"Why the long face, sunshine?" I asked my wonderful and clever niece (Can you tell I'm a doting uncle?) as I wandered by the kitchen table on my way to the wonderful and food-filled refrigerator (Can you tell I need to lose weight?).
"I'm studying for my math test," she said, a frown only slightly marring her perfect 10-year-old features. "Would you help me?"
"Certainly, oh wondrous child," I said. "First, does your teacher have any children? And does she love them enough to give you a good grade if, for instance, they turned up missing and she received a ransom note demanding just that?"
My niece looked at me sadly. "Mama told me that you were a math moron, but I didn't believe it."
"And well you shouldn't," I said. "Ask her the last time her checkbook balanced. Here, watch this." I placed my checkbook on my thumb and balanced it, but when I looked up, my niece had left the room, apparently looking for someone who doesn't think sign and cosign are the math equivalent of Mr. and Mrs.
I have never been math-minded. All those numbers simply confuse the issue as far as I'm concerned. I have never done my own taxes and do not intend to start. I, however, can balance my checkbook, but only because I'm dealing with low numbers and almost anyone can subtract $5 from $12.
To be honest, I haven't used much math since high school. I can't even think of the last time someone wandered up to me at a party and said, "If person A was traveling toward person B at half the speed of B, how soon would they pass each other if they were 12 miles apart at the start and B was going at 40 miles per hour?" Actually, that has never happened, and if it ever did, I would be well within my rights to punch the asker in the mouth.
I know I shouldn't say things like that. I should encourage young people to stay in school by telling about how what I learned helped me. And I do think everyone should stay in school and avoid the real world as much as possible. It keeps them off the streets, and they're not competing to get my job. College is a particularly nice place to avoid reality. I'd be in college now if my parents hadn't ran out of money after my tenth year.
Truthfully, a lot of what you learn in school seems useless. Students are forced to memorize a lot of facts that their instructor thinks is important even though he may send flowers and little romantic notes to his spleen. Of course, the real importance of those facts is that you need to know them to pass his tests. You won't need them afterwards unless you end up on a game show.
And what strange facts they are. For instance, did you know the average man's large intestine would wrap around a common light bulb approximately 18 times? I remember quite clearly when a biology instructor shared that with my class. I also remember wondering who checked and why. It may have only been an example that my instructor thought would make the subject clear to us. Still, you have to wonder if he didn't eventually turn up on America's Most Wanted.

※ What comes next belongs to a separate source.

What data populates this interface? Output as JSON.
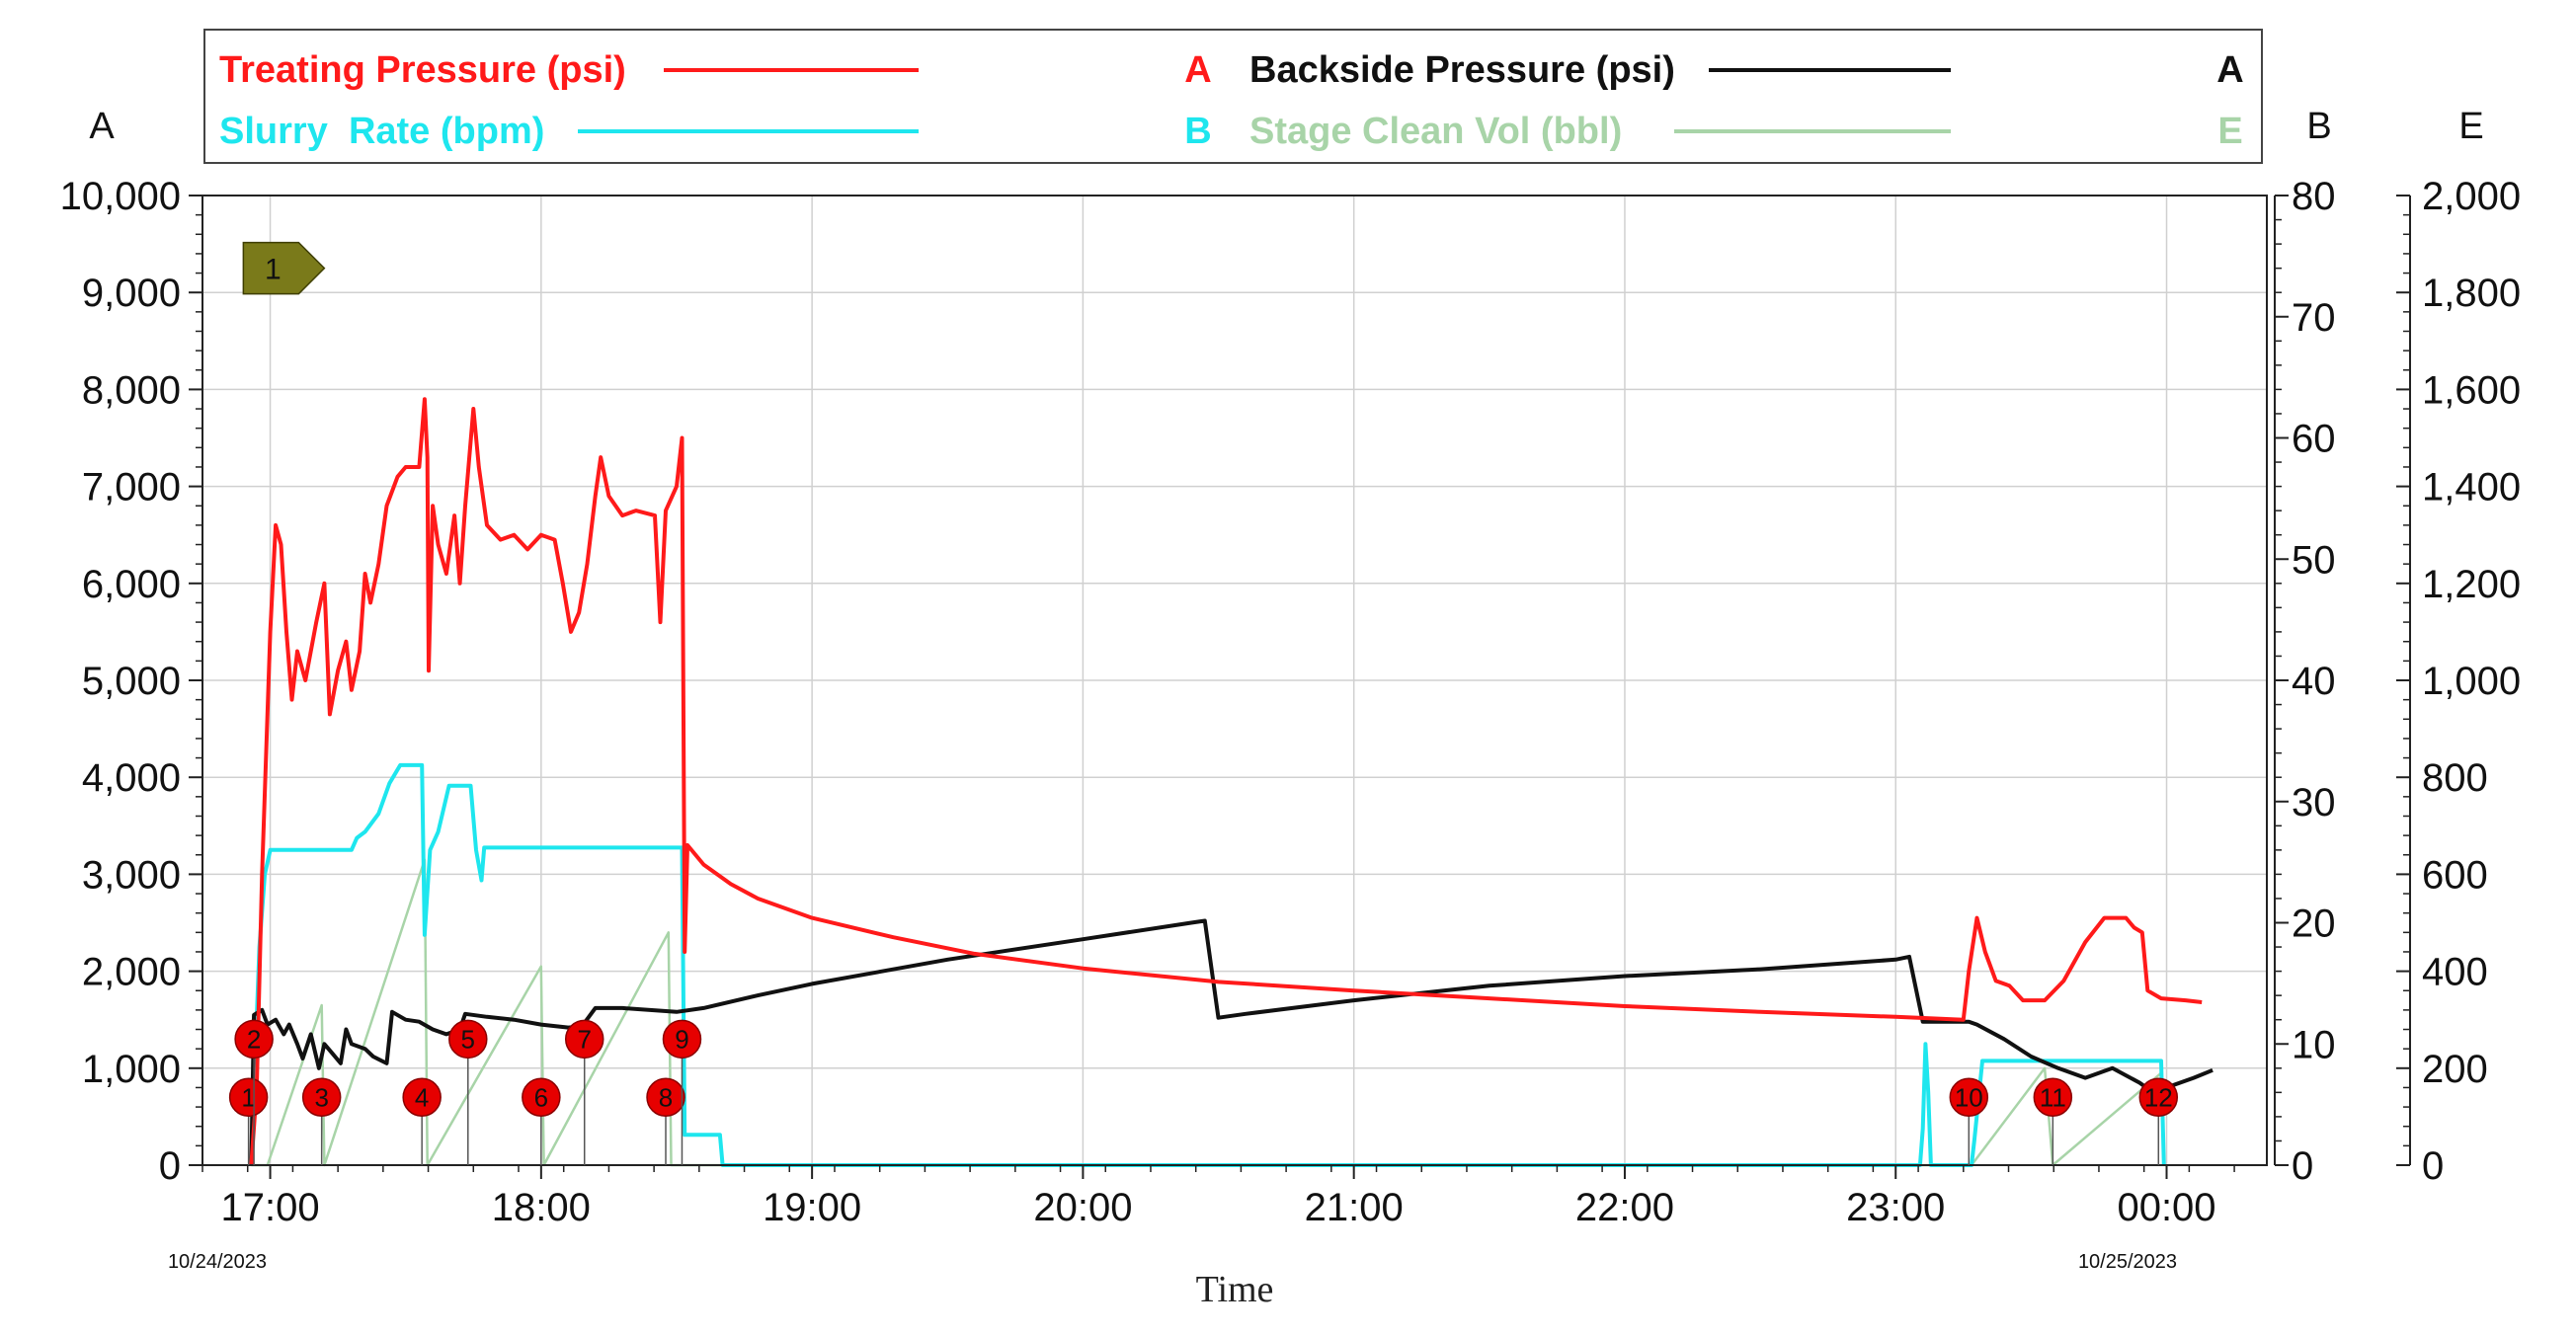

Another strange tidbit that has stuck with me is that the abbreviation of Tasmania is Tasm -- not that anyone ever explained who wrote enough about Tasmania to need an abbreviation. And did you know that a blatherskite is a talkative, foolish person? Or that a gnu is a large African antelope with an oxlike head? Or that a kohlrabi is a garden vegetable, similar to a cabbage? Why would I remember these things when I have trouble remembering my social security number and where I parked my car? An even more important question is why my teachers would think it was important to share those facts with me. Other than now, I've never used any of them since school.
As for tests, surely the educational establishment can find another way to grade students, some better method to evaluate their knowledge of a subject without subjecting them to such intense pressure and discomfort. Perhaps the instructor could personally interview each student. That would allow every pupil the perfect opportunity to offer a bribe. I myself have always liked the blanket 'A' idea. (Naturally you have to be careful where you place the blanket. Otherwise, people will see and maybe call the police.)
Still, I know my teachers tried their best. They may have been hampered by what they had to work with. I guess tests are a small price to pay for avoiding reality -- yeah, and blood is just another liquid. I also know school and college enriched and my life by providing me with exposure to masterpieces of art and literature and earthshaking theories from the sciences.
But as for math, count me among the unnumbered.
Copyright 2006. All rights reserved.
9 comments:
LOL My son is going to love this one. :)
The number of times the large intestine wraps around a light bulb depends on the diameter of the light bulb. For instance, if the bilb is 13 cm across, the intestine wraps around it more times than the bulb that is 26 cm in diameter. And depending on how long the intestine is, ine may have ti find a larget lightbulb as that circular glass and the intestine both can be very slippery. Unless, of course the intestine us allowed to dry out completely befor attempting the experiment, but then it becomes rather leathery and hard to work with. But I'm becoming a blatherskite.
goodbye.
I'm glad you enjoyed it, Crystal, but sorry if it conflicts with your home schooling goals! :)
Math truly is a THING, FF. One with slimly tentacles ... :)
Mark ... you're creeping me out ... :)
This was really funny! But I do like math. Or at least it's never been that hard for me.
LOL!
"A blatherskite is a talkative, foolish person." Sounds like Congress to me!
Thanks Gloria! If you're good with math, maybe you can do my taxes!